Where a flooded coil is located in a liquid tank, the refrigerant level will be within the tank, making it difficult to position the level control. In such cases, a gas trap or siphon can be formed in the lower balance pipe to give an indirect level in the float chamber. Siphons or traps can also be arranged to contain a non-volatile fluid such as oil, so that the balance pipes remain free from frost.


On a single-evaporator flooded system, a float valve can be fitted which will pass any drained liquid from the condenser direct to the evaporator. The action is the same as that of a steam trap. The float chamber is at condenser pressure and the control is termed a high-pressure float (Fig. 9).

Figure 9 High-pressure float valve circuit.

The high-pressure float switch keeps the condenser drained without the need for a high-pressure receiver. The level in the evaporator is fixed by the system charge. Low charge systems using shell and plate heat exchangers and spray chillers are possible with this method. The type of float valve in Fig. 10 can work with ammonia or carbon dioxide refrigerants. Economizer circuits with the float switch expanding the liquid to an intermediate flash expansion vessel are used for low-temperature applications. This control cannot feed more than one evaporator, since it cannot detect the needs of either.

Figure 10 Sectioned view of Witt high-pressure float valve (Titan).

The difficulty of the critical charge can be overcome by allowing any surplus liquid refrigerant leaving the evaporator to spill over into a receiver or accumulator in the suction line, and boiling this off with the warm liquid leaving the condenser. In this system, the low-pressure receiver circuit, liquid is drained from the condenser through the high-pressure float, but the final step of pressure drop takes place in a secondary expansion valve after the warm liquid has passed through coils within the receiver. In this way, heat is available to boil off surplus liquid leaving the evaporator (see Fig. 11).

Figure 11 Low-pressure receiver circuit.

Two heat exchangers carry the warm liquid from the condenser within this vessel. The first coil is in the upper part of the receiver, and provides enough superheat to ensure that gas enters the compressor in a dry condition. The lower coil boils off surplus liquid, leaving the evaporator itself. With this method of refrigerant feed, the evaporator has a better internal wetted surface, with an improvement in heat transfer.
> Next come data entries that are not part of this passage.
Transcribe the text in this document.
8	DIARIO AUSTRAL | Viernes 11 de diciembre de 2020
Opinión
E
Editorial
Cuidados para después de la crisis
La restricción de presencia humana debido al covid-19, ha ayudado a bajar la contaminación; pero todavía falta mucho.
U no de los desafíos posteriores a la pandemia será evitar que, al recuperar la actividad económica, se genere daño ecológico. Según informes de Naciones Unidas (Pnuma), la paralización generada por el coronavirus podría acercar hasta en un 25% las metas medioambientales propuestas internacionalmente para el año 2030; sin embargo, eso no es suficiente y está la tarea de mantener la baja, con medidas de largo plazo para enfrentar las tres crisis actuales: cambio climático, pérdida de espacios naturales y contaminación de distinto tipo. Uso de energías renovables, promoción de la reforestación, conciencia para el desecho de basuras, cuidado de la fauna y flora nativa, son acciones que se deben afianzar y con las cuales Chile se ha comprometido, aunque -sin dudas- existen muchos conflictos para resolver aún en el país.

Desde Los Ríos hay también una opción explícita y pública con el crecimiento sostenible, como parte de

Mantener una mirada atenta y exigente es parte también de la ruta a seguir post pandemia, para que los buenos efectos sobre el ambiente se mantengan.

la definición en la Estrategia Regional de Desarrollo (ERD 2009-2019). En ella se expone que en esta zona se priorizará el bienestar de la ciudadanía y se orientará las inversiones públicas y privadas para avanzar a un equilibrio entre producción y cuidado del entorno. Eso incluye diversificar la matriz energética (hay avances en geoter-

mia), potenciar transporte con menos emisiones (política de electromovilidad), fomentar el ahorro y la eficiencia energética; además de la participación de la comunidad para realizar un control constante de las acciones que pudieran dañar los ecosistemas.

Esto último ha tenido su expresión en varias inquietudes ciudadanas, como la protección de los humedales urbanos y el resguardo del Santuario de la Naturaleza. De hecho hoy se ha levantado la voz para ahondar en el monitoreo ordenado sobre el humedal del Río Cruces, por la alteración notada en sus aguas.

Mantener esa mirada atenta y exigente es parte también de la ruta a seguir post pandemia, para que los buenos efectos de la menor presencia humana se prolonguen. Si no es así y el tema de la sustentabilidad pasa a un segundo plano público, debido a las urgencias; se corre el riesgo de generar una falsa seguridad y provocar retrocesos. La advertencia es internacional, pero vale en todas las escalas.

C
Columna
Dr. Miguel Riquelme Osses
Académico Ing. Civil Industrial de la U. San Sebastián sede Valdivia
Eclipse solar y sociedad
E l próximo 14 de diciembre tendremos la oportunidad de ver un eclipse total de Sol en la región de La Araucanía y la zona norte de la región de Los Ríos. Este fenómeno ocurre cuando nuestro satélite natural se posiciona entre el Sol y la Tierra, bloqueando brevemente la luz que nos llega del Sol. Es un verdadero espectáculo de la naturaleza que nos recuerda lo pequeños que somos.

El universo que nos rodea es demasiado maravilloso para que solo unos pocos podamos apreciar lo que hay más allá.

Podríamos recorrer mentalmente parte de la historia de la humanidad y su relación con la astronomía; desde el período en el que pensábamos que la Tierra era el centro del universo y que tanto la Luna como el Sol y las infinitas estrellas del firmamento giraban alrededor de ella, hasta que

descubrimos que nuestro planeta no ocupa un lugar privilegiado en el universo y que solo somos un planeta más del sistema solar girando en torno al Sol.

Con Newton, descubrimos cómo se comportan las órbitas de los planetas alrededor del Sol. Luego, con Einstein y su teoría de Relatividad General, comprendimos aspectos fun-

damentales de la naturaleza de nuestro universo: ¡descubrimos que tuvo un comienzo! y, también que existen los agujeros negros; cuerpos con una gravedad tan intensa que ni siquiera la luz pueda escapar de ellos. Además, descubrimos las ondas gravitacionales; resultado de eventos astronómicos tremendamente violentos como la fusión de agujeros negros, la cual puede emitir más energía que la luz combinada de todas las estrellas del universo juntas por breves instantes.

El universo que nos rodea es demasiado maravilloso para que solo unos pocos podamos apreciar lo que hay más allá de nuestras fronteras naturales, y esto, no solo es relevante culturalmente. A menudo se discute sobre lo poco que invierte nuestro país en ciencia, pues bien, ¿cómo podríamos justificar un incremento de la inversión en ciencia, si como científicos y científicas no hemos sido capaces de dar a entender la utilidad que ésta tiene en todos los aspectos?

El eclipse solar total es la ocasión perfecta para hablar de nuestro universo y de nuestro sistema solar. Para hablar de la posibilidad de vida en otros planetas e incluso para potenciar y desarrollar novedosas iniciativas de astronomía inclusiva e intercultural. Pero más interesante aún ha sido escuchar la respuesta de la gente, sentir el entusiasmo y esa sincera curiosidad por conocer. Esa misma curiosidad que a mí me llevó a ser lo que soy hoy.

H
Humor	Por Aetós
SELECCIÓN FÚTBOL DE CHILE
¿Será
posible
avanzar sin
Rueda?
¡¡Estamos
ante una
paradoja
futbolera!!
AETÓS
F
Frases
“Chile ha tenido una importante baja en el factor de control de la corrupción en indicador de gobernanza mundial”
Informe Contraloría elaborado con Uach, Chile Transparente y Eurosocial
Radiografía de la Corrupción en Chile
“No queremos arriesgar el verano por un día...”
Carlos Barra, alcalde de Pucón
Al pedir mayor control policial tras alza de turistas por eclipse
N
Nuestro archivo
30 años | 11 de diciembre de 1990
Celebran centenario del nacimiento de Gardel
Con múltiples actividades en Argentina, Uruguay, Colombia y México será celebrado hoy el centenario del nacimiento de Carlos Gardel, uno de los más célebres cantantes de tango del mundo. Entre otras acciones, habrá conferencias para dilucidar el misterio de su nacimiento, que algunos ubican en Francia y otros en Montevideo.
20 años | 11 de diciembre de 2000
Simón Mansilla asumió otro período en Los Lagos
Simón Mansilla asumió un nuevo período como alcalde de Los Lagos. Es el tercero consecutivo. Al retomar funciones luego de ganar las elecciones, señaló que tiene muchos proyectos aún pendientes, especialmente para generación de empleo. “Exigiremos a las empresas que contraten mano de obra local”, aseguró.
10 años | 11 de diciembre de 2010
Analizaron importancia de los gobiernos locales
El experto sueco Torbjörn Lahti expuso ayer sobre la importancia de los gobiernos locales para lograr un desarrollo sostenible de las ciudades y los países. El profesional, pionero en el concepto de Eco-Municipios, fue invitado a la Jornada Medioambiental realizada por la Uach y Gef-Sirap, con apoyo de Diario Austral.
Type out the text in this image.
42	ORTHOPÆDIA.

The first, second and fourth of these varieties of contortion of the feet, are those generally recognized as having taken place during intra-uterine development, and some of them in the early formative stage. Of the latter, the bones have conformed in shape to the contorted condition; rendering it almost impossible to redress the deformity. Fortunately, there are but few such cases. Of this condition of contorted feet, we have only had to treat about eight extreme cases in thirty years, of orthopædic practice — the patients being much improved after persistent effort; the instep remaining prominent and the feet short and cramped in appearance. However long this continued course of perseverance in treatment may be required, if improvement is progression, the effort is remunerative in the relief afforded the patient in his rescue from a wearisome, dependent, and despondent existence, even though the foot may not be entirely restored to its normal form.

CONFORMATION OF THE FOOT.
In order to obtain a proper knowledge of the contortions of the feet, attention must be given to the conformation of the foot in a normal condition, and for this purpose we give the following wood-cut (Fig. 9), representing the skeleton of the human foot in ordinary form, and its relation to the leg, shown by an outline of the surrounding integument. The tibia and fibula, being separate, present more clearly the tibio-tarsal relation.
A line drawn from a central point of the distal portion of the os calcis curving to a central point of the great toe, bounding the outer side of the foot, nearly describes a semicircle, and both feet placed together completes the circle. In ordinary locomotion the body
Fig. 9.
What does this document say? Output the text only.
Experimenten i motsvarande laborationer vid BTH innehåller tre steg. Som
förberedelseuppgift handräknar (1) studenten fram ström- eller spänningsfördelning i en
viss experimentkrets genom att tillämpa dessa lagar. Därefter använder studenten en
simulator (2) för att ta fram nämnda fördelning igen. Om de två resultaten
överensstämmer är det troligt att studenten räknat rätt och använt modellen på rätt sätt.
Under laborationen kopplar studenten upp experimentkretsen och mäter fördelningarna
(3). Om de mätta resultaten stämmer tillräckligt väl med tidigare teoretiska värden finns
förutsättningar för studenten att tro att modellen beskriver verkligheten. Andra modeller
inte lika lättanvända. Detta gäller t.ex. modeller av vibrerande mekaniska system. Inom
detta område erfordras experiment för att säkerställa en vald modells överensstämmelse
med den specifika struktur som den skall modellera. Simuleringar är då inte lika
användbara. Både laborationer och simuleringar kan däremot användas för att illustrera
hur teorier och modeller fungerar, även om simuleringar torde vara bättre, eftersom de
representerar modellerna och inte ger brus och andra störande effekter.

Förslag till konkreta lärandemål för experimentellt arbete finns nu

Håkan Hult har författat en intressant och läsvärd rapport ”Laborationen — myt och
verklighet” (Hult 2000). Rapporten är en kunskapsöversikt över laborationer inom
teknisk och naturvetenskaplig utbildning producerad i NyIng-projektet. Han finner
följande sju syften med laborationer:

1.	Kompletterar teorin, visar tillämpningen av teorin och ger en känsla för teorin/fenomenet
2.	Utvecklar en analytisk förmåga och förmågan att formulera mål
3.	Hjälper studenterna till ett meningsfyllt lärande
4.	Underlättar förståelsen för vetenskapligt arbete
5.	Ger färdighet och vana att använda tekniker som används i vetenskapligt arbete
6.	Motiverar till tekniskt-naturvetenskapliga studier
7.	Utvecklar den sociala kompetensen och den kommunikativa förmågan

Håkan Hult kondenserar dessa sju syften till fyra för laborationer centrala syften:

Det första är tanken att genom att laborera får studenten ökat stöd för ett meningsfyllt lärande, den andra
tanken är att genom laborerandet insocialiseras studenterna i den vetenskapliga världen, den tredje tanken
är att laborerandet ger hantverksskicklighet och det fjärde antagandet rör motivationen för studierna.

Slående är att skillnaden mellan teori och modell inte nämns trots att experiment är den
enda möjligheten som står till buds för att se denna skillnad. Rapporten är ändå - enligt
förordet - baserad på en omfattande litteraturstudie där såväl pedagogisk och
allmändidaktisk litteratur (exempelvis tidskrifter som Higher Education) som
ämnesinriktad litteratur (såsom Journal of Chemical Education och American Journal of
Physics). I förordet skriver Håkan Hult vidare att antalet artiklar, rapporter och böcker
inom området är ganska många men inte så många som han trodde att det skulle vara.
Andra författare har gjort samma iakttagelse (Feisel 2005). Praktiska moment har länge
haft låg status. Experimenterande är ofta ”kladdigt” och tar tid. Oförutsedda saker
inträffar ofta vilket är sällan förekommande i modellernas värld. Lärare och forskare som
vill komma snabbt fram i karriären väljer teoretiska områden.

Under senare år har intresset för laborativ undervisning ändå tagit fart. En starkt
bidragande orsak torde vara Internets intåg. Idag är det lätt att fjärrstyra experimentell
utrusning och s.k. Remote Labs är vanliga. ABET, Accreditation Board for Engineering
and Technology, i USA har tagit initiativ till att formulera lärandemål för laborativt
If a small heater element is placed at the required liquid level of a flooded evaporator, together with a heat-sensing element, then the latter will detect a greater temperature if liquid refrigerant is not present. This signal can be used to operate a solenoid valve.

The thermostatic or electronic expansion valve can also be used to maintain a liquid level. The phial and a heater element are both clamped to a bulb at the required liquid level. If liquid is not present, the heater warms the phial to a superheat condition and the valve opens to admit more liquid.